Li Chengpeng n'a pas toujours été non-conformiste. Avant, il était un commentateur sportif « patriote », comme il le dit lui-même. Critiquer le gouvernement était hors de question et l'occident n'apportait que du mal. Les événements du Sichuan lui ont ouvert les yeux sur le fait que le patriotisme signifiait aussi de protéger un pays et ses habitants. Dans son blog, Li Chengpeng écrit alors : « Si je dois écrire un jour mon autobiographie, je la commencerai en 2008 car avant, j'étais un idiot. »

Et voici comment il s'est fait, au fil du temps, une réputation de critique de la société, avec une tendance aux actions publiques remarquées. Sa passion : soulever le voile sur les vérités inconfortables du quotidien chinois, emballé dans la satire et l'ironie. Bientôt, il écrit son premier livre sur des gens qui résistent contre leur expulsion : « Li Kele résiste à la démolition ».

En 2010, il veut se présenter comme candidat indépendant dans sa ville natale de Chengdu pour l'Assemblée populaire. Chaque Chinois, qu'il appartienne au parti communiste ou non, a le droit de présenter sa candidature. Mais en réalité, seuls les adhérents ont une chance d'être élus. Sa candidature n'est pas appréciée par les élites locales, et on le lui fait comprendre. Son fils, un joueur de tennis prometteur, se voit retirer sa bourse d'études sportives.
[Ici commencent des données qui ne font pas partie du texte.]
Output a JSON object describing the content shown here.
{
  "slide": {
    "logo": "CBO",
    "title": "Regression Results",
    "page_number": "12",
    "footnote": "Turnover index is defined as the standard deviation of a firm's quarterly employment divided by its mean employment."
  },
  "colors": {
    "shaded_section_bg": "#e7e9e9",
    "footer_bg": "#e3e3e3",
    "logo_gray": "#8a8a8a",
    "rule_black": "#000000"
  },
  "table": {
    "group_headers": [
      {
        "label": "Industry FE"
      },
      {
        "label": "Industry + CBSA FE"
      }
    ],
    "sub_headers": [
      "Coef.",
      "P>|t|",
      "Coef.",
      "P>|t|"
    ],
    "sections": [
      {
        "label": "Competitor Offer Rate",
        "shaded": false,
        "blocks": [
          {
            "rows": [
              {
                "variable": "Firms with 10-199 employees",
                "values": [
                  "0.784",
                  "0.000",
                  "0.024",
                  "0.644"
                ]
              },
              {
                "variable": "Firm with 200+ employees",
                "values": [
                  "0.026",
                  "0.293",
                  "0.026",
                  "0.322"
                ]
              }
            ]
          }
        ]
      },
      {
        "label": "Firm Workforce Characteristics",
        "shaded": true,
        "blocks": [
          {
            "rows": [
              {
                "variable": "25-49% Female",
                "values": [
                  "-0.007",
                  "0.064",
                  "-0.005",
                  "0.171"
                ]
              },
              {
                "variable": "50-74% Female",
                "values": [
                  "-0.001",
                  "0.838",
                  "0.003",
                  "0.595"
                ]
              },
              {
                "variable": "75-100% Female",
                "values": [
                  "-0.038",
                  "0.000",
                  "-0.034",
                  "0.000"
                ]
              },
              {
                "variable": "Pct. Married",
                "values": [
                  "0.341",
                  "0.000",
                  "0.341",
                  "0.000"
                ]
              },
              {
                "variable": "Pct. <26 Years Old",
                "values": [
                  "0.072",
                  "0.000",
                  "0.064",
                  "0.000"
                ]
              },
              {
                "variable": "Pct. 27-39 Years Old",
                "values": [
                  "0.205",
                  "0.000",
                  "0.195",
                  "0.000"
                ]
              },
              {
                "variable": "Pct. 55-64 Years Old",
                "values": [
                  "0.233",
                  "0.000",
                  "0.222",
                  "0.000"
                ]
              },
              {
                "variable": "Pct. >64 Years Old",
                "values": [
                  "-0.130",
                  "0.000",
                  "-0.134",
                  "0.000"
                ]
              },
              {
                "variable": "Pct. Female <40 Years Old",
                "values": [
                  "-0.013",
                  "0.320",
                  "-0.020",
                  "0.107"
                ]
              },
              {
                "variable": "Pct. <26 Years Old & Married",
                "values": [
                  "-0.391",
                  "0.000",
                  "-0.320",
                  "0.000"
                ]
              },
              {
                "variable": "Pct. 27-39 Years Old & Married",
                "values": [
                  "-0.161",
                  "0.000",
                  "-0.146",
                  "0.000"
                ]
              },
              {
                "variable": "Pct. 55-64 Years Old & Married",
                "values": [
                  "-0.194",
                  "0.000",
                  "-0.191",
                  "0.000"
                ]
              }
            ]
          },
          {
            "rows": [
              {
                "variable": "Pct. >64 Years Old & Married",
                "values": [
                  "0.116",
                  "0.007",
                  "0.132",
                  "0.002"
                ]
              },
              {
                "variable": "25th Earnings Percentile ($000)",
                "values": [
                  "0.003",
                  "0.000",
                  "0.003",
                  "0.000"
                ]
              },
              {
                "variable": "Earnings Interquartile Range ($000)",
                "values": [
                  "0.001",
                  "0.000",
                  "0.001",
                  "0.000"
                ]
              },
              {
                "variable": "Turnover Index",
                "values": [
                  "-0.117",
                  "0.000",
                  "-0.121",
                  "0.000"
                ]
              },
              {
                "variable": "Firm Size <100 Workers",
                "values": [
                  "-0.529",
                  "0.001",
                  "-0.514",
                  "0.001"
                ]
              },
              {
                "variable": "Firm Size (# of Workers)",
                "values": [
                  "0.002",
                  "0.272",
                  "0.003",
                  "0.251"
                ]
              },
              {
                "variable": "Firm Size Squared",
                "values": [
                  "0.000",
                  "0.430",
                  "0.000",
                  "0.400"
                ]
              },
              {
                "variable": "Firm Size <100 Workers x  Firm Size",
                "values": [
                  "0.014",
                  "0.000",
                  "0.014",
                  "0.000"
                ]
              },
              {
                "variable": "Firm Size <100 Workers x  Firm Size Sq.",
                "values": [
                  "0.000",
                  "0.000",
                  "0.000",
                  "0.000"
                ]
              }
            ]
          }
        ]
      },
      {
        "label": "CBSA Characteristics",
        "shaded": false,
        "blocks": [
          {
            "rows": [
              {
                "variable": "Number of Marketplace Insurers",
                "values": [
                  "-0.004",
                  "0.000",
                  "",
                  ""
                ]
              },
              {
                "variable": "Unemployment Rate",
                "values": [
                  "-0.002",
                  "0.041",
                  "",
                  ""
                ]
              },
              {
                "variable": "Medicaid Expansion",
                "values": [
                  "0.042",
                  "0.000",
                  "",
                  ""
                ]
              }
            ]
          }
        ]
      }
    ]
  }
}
Un homme charmant et drôle

Li Chengpeng en tournée silencieuse
Li Chengpeng en tournée silencieuseImage : STR/AFP/Getty Images

« Big-eye-Li », comme l'appellent ses amis, a convaincu le jury des Bobs par son courage et sa façon ironique de dénoncer les abus. Hu Yong, membre du jury et lui-même blogueur et journaliste, aime ses actions et son style d'écriture, enlevé et intelligent. Il explique aux autres jurés que les jeux de mots de Li Chengpeng sont une chose qui plaît particulièrement au jeune public. En plus, il est charmant, ajoute-t-il avec un clin d'œil. Le reste du jury est convaincu. Il décerne à Li Chengpeng et à son blog le premier prix des Bobs, celui du Meilleur Blog 2013.